It’s finally time to say goodbye to the rusting hulk of a bathhouse overlooking China Beach.
A two-year project to rehabilitate the facilities at the gorgeous cove tucked into the tony Sea Cliff neighborhood of San Francisco kicked off Thursday at a ceremony overlooking the beach, Marin Headlands and the Golden Gate Bridge.
The picturesque and popular spot is one of the sites in the Golden Gate National Recreation Area. The rehabilitation will be led by the National Park Service and the Golden Gate National Parks Conservancy, the park’s nonprofit partner.
“I’ve had the biggest smile on my face all morning,” said Claire Mooney, vice president of park places and innovation at the Parks Conservancy and leader of the China Beach project for the past six years. “There have been so many incredible people involved, and it is such a great opportunity for this site."
A crowd of approximately 60 officials, neighbors and supporters of the park attended the ceremony, including District 1 Supervisor Connie Chan.
“In 1982, Chinese Americans erected this monument that commemorates the Chinese fishermen who have worked in and around the San Francisco Bay,” said Christine Lehnertz, president and CEO of the Parks Conservancy, speaking to the crowd gathered near the top of the stairs down to the cove. “The investment in this site that we celebrate today allows us to write the next chapter for China Beach with visitor amenities to make this a welcoming site for all.”
Officials say the project will cost almost $25 million and take two years to complete. A total of $10 million was provided by the conservancy in the form of donations from private parties, many of whom live near China Beach or use it often.

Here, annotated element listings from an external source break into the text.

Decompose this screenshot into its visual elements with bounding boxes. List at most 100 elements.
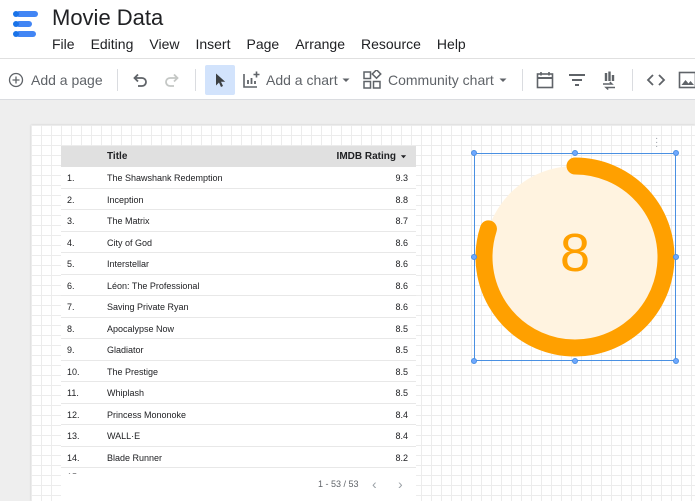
date-range-button[interactable] — [535, 65, 555, 95]
row-index: 6. — [67, 280, 75, 291]
table-header: Title IMDB Rating — [61, 146, 416, 167]
image-button[interactable] — [678, 65, 695, 95]
next-page-icon[interactable]: › — [398, 476, 403, 492]
resize-handle-bottom-left[interactable] — [471, 358, 477, 364]
redo-button[interactable] — [163, 65, 181, 95]
gauge-chart[interactable]: 8 — [471, 150, 679, 364]
table-row[interactable]: 6. Léon: The Professional 8.6 — [61, 275, 416, 296]
resize-handle-top-left[interactable] — [471, 150, 477, 156]
movie-title-cell: Gladiator — [107, 345, 144, 355]
filter-control-button[interactable] — [567, 65, 587, 95]
row-index: 5. — [67, 259, 75, 269]
movie-title-cell: City of God — [107, 237, 153, 248]
column-header-imdb-rating[interactable]: IMDB Rating — [337, 151, 407, 162]
table-row[interactable]: 8. Apocalypse Now 8.5 — [61, 318, 416, 339]
image-icon — [678, 71, 695, 89]
undo-icon — [133, 73, 147, 87]
pagination-range: 1 - 53 / 53 — [318, 479, 359, 489]
table-row[interactable]: 14. Blade Runner 8.2 — [61, 447, 416, 468]
movie-title-cell: Interstellar — [107, 259, 150, 269]
imdb-rating-cell: 8.5 — [395, 388, 408, 398]
menu-file[interactable]: File — [44, 34, 83, 54]
add-chart-button[interactable]: Add a chart — [241, 65, 351, 95]
imdb-rating-cell: 8.4 — [395, 409, 408, 420]
calendar-icon — [536, 72, 554, 89]
table-row[interactable]: 5. Interstellar 8.6 — [61, 253, 416, 275]
movie-title-cell: Apocalypse Now — [107, 323, 175, 334]
table-row[interactable]: 9. Gladiator 8.5 — [61, 339, 416, 361]
community-visualization-icon — [363, 70, 382, 89]
data-control-icon — [603, 71, 615, 90]
embed-url-button[interactable] — [645, 65, 667, 95]
add-chart-icon — [243, 71, 260, 88]
resize-handle-bottom-right[interactable] — [673, 358, 679, 364]
menu-editing[interactable]: Editing — [83, 34, 142, 54]
imdb-rating-cell: 9.3 — [395, 173, 408, 183]
app-header: Movie Data File Editing View Insert Page… — [0, 0, 695, 58]
imdb-rating-cell: 8.5 — [395, 345, 408, 355]
movie-title-cell: Inception — [107, 194, 144, 205]
toolbar-divider — [117, 69, 118, 91]
select-tool-button[interactable] — [205, 65, 235, 95]
menu-arrange[interactable]: Arrange — [287, 34, 353, 54]
menu-help[interactable]: Help — [429, 34, 474, 54]
toolbar-divider — [195, 69, 196, 91]
table-row[interactable]: 12. Princess Mononoke 8.4 — [61, 404, 416, 425]
table-row[interactable]: 11. Whiplash 8.5 — [61, 382, 416, 404]
community-chart-button[interactable]: Community chart — [362, 65, 508, 95]
movie-title-cell: The Prestige — [107, 366, 159, 377]
resize-handle-top-right[interactable] — [673, 150, 679, 156]
row-index: 8. — [67, 323, 75, 334]
movie-title-cell: Léon: The Professional — [107, 280, 200, 291]
add-page-label: Add a page — [31, 72, 103, 88]
more-options-icon[interactable]: · · · — [655, 134, 658, 152]
resize-handle-top[interactable] — [572, 150, 578, 156]
table-row[interactable]: 3. The Matrix 8.7 — [61, 210, 416, 232]
movie-title-cell: The Shawshank Redemption — [107, 173, 223, 183]
column-header-title[interactable]: Title — [107, 151, 127, 162]
data-control-button[interactable] — [599, 65, 619, 95]
row-index: 1. — [67, 173, 75, 183]
menu-resource[interactable]: Resource — [353, 34, 429, 54]
row-index: 7. — [67, 302, 75, 312]
table-row[interactable]: 7. Saving Private Ryan 8.6 — [61, 296, 416, 318]
row-index: 11. — [67, 388, 79, 398]
table-chart[interactable]: Title IMDB Rating 1. The Shawshank Redemp… — [61, 146, 416, 501]
resize-handle-right[interactable] — [673, 254, 679, 260]
movie-title-cell: Princess Mononoke — [107, 409, 187, 420]
imdb-rating-cell: 8.8 — [395, 194, 408, 205]
menu-insert[interactable]: Insert — [187, 34, 238, 54]
table-row[interactable]: 2. Inception 8.8 — [61, 189, 416, 210]
resize-handle-bottom[interactable] — [572, 358, 578, 364]
movie-title-cell: WALL·E — [107, 431, 141, 441]
data-studio-logo-icon[interactable] — [10, 8, 40, 40]
row-index: 3. — [67, 216, 75, 226]
toolbar-divider — [522, 69, 523, 91]
toolbar: Add a page Add a chart Community chart — [0, 58, 695, 100]
previous-page-icon[interactable]: ‹ — [372, 476, 377, 492]
cursor-icon — [216, 73, 226, 87]
report-title[interactable]: Movie Data — [52, 5, 163, 31]
menu-view[interactable]: View — [141, 34, 187, 54]
toolbar-divider — [632, 69, 633, 91]
sort-descending-icon — [400, 155, 407, 159]
add-page-button[interactable]: Add a page — [8, 65, 103, 95]
dropdown-arrow-icon — [342, 78, 350, 82]
row-index: 4. — [67, 237, 75, 248]
redo-icon — [165, 73, 179, 87]
row-index: 12. — [67, 409, 80, 420]
add-chart-label: Add a chart — [266, 72, 338, 88]
table-row[interactable]: 1. The Shawshank Redemption 9.3 — [61, 167, 416, 189]
table-row[interactable]: 13. WALL·E 8.4 — [61, 425, 416, 447]
row-index: 2. — [67, 194, 75, 205]
code-icon — [646, 74, 666, 86]
table-row[interactable]: 4. City of God 8.6 — [61, 232, 416, 253]
community-chart-label: Community chart — [388, 72, 494, 88]
table-row[interactable]: 10. The Prestige 8.5 — [61, 361, 416, 382]
imdb-rating-cell: 8.6 — [395, 302, 408, 312]
menu-page[interactable]: Page — [238, 34, 287, 54]
row-index: 9. — [67, 345, 75, 355]
undo-button[interactable] — [131, 65, 149, 95]
resize-handle-left[interactable] — [471, 254, 477, 260]
movie-title-cell: The Matrix — [107, 216, 150, 226]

“We talked to 1,000 users of this beach about what they love about this place and what they do here,” said Mooney, who coordinated years of community meetings and outreach to neighbors and stakeholders. Their message? Just clean it up; don’t change it too much.
Visitors who mainly head for China Beach on sunny, warm days will be happy to know the beach will remain open during the rehabilitation project, but parts of the parking area might be closed during the work.
Tom Odgers, project manager for the National Park Service, says the facilities at China Beach haven't been updated since the bathhouse opened in 1954.
Odgers said the first phase will focus on the infrastructure of the beach area, which will include work by the Public Utilities Commission to upgrade sewer facilities at the site. Fixing the crumbling retaining wall that holds up the parking lot is another priority. It will be done with a new technique that enables the wall to be supported in place and updated without tearing it out.
One particularly challenging part of the site is its steep descent to the sand from the street and parking area. Planners will alleviate the situation by raising the level of the parking lot and creating a visitor plaza on that level. The plaza will offer visitors excellent vistas, seating and interpretive signs without requiring a big hike.
The second phase focuses on the fun stuff. The design includes the rehabilitation of the rusted bathhouse and its roof deck. There will be a new picnic terrace and a zhushed-up lower plaza area to take in the views. Oh, and there will be restrooms! And changing rooms! And all-new facilities for the national park's Ocean Rescue team that saves swimmers and boaters from the treacherous waters at the mouth of the bay and at Ocean and Baker beaches.
China Beach is one of the areas of the Golden Gate National Recreation Area that became even more popular during the pandemic, according to David Smith, superindendent of the national park. During the hour ceremony, surfers, swimmers, bikers, hikers, walkers and tourists all came and went from the beach.
Smith was appointed to the post in February after serving in Joshua Tree National Park. After working and studying in the city years ago, Smith enjoys being back in San Francisco and exploring the nation’s first urban national park again.
“It is great to see how the park has grown over the years—and how well it is used,” said Smith. “The pandemic was a catalyst for getting people outside to enjoy nature and the Golden Gate National Parks ring the city with opportunities to safely recreate outside.”